Numerous materials especially textiles, both classical {Cotton, wool, linen and silk} and synthetic {mainly polyamide, polyester and polyacrylonitrile }, are not completely white and efforts have been made since ancient times to free from their yellowish tinges. Bleaching in the sun, blueing and later chemical bleaching of textile and other materials increased the brightness of the products and eliminated to a certain extent the yellowish tinge to greyish yellow hue or the local impurity of the original or industrially treated material. When Optical brighteners first came up they were regarded as bleaching auxiliaries, which enabled a shorter or a milder bleach when used in very small quantities {Approximately 0.001 to 0.05% }. They were also called as Optical Bleaching Agents. Cotton and linen bleachers knew 200 years ago the effect of bleaching could be improved with the help of horse chestnut extracts. This is due to the fact the inner bark of the horse chestnut contains aesculin or esculinic acid, a glucoside which is a derivative of coumarin and which has ultra violet fluorescence. Scientist recommended aesculin for improving the whiteness on the basis of theoretical considerations. An aqueous solution of aesculin proved more suitable, but had two major draw backs. Firstly it was not fast to washing and secondly aesculin on the fiber was very sensitive to light.
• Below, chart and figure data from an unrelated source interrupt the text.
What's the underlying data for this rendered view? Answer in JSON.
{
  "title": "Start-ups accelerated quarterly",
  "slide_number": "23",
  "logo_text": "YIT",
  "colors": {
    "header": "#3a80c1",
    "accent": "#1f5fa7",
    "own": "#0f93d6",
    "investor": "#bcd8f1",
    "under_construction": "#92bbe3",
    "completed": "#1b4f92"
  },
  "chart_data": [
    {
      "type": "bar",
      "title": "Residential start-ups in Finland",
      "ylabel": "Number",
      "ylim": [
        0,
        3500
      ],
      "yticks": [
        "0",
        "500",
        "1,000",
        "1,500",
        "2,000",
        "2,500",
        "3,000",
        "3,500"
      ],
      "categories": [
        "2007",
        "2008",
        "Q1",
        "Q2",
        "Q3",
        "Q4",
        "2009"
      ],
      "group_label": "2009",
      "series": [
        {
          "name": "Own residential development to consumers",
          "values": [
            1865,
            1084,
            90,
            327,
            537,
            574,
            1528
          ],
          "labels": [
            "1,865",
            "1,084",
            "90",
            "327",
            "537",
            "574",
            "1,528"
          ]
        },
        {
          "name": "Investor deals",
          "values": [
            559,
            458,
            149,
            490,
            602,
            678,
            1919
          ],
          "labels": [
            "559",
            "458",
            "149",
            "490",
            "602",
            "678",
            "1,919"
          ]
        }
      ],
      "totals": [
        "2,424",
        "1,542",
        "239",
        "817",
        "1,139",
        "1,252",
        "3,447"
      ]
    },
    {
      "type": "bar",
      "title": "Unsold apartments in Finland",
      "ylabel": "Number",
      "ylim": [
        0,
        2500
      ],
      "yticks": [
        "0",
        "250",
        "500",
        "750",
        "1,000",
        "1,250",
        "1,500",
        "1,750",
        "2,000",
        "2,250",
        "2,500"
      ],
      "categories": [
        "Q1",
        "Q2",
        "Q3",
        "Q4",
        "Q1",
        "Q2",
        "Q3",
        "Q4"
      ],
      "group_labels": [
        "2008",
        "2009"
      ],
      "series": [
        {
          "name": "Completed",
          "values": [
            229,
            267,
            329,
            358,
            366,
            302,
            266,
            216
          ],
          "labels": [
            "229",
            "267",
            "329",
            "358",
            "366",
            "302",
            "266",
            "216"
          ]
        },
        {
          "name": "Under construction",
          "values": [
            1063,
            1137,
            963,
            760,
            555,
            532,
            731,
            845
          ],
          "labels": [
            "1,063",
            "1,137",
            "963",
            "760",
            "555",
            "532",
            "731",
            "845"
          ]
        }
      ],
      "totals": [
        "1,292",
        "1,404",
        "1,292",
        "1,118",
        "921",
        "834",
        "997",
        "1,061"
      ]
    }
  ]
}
Then came the introduction of organic products based on Diaminostilbine sulphonic acid derivatives.



Fluorescence of Optical Brighteners: {Mechanism}


Brightening is neither bleaching nor blueing. Fluorescent colours will reflect more light than they can absorb from the visible range of the spectrum. Whiteness can also be increased by using substances which would give colourless solutions but were strongly fluorescent. Fluorescence is produced by the absorption of radiation having a high energy on the part of the molecule, which re-emits this radiation as a radiation of lower energy i.e. of longer wavelength, the difference in energy being transformed in to kinetic energy. To enable a molecule to fulfill this function, it must be built according to certain structural principles. For example Anthranilic acid has very strong blue violet fluorescence in its aqueous solution, but nevertheless unsuitable as a brightener.


Most of the brighteners will hardly fluoresce in powder form; their fluorescence will only appear in solution. There are some types, which will not fluoresce in solution and will only show this property after they have been applied on the fiber. Thus, it can be concluded that fluorescence is not only dependent on the structure of the molecule but also on its condition. Whether a fluorescent substance is suitable as a brightener can only be determined after it has been applied to the textile fiber. Apart from this the product must meet certain demands in respect of properties such as fastness to washing and light etc. On comparing different textile fabrics treated with different brighteners and possessing approximately the same brightness, differences in hue can be detected, since the human eye is particularly sensitive to differences in whiteness. If an optically brightened fabric with reddish white shade is compared with another fabric having a greenish white shade, both of which appear to be equally brilliant if viewed in daylight which is incident from a northerly direction, it will be seen that the greenish shade will appear more brilliant than a reddish one in bright sunlight.